Did you know that forestry is consistently rated as one of the top 5 most major dangerous jobs in the world? Chainsaws are portrayed as deadly weapons in movies, and can become exactly that in untrained hands. The first line of defense when operating a chainsaw is education. If you know the risks and how to respond to and approach this dangerous tool you'll be much better prepared.

As a Beginner

  • Start with a shorter bar. Its appealing to start big with the expectation of dropping huge redwoods, but longer bars are much more difficult to handle. After having the opportunity to just hold Stihl's MS880 with a 47" bar I have a very clear picture of the danger involved. Longer bars do not balance well, they also make it more easy to have the saw jump from your hands during operation. The bar can also contribute substantially to increased weight as they are nearly solid metal, this only contributes to operator fatigue.
  • Formarl chainsaw training is available. At the very least, if your not experienced as your salesperson to show you how each of the safty features works.
  • Set the chain break when not using the saw. Many chainsaw accidents happen while just walking. Its easy to imagine a scenario where one could stumble and fall onto a saw. Setting the chain break will ensure safety.
  • Wear protective clothing. A set of kevlar chaps costs $50-70 and should be mandatory. Helmets, gloves, glasses, boots, and ear protection should also be considered.

As an experienced operator

  • Keep other people away from your working area
  • Never work alone, always have someone within calling distance
  • If your tired, stop and rest
  • Never cut above shoulder height
  • Don't fuel a hot saw, let things cool first to avoid spilled fuel risks.


  • Proper chainsaw etiquette will always have someone starting the saw on the ground. Each saw is designed with a large flat area on the handle on which to step. "drop-starting" is a very hazardous way to start a chainsaw. If you wish to start the saw while standing, its much more safe to hold the trigger area between your knees, hold the saw with one arm and pull start it with the other.
  • New chainsaws have 100-150lbs of engine compression making them very hard to start. Smaller saws with less displacement are much harder to pull-start then larger saws since there is more free air to compress in the chamber. If your unsure if you have the strength to start the saw saftly shop for a model with an EZ-Start feature or a decompression valve.
  • Choose a clear, flat area to start the saw incase you happen to stumble.

Avoiding Kickback

  • Always cut with the chainsaw at full throttle. This reduces the chances of kickback and makes the job easier.
  • Position your body offset from the saw so that if it does kick there is a chance it may miss your body.
  • Keep a firm grip on the front handle.

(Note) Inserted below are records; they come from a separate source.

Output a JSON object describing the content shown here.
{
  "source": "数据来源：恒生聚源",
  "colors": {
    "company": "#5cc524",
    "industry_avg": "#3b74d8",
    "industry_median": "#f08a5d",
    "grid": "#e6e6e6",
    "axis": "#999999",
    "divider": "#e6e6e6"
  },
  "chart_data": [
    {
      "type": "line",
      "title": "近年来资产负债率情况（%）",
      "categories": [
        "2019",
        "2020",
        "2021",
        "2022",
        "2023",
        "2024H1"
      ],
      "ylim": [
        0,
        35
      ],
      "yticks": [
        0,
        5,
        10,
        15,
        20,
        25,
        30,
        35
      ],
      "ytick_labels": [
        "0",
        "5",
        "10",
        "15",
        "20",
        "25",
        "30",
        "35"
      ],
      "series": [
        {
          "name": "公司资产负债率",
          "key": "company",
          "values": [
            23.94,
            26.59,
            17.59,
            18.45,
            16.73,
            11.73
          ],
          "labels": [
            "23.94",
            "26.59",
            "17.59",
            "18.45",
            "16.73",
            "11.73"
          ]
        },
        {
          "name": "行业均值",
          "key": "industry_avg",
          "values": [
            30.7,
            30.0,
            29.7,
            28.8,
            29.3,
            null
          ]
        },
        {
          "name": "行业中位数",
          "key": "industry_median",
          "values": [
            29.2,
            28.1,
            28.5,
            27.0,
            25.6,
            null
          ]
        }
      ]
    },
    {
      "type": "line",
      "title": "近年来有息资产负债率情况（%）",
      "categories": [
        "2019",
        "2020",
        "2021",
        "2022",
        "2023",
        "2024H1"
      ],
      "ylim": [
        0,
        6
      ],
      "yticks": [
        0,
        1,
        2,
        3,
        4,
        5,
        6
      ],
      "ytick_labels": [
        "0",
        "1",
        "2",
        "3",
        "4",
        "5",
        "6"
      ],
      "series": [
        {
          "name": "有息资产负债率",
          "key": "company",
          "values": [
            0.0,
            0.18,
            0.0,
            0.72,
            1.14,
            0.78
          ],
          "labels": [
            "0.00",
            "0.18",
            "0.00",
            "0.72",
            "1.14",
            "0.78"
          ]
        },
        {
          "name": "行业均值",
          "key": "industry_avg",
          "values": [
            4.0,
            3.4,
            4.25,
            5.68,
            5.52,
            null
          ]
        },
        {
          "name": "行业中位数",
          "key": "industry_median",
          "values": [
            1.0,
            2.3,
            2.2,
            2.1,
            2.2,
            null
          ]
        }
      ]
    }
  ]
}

If the saw does kick back, your wrist should activate the chain break.
  • Make sure the chain is properly tensioned and sharp.
  • Watch the end of the bar. This is the area that often causes kickback to occur. Always try and cut with the portion nearest the bar.
  • Always clear away and limbs that maybe on the other side of a cut. The saw can catch these unexpectedly.

Tree Felling

  • The risks from felling come not from the saw or the falling tree, but from falling limbs.
  • Check the work area before you cut, make sure the tree will not contact anything else as it falls.
  • Avoid cutting in heavy winds that can cause unpredictable falls.
  • Keep other people and equipment at least three tree lengths away. Its difficult to judge the exact height, always error on the side of caution.
  • Always keep a supply of wedges on hand to free a stuck saw.
  • If you have a tree that has heavy lean, thats propped up, over a building, near power lines, or on unstable ground, be sure to contact a profresional.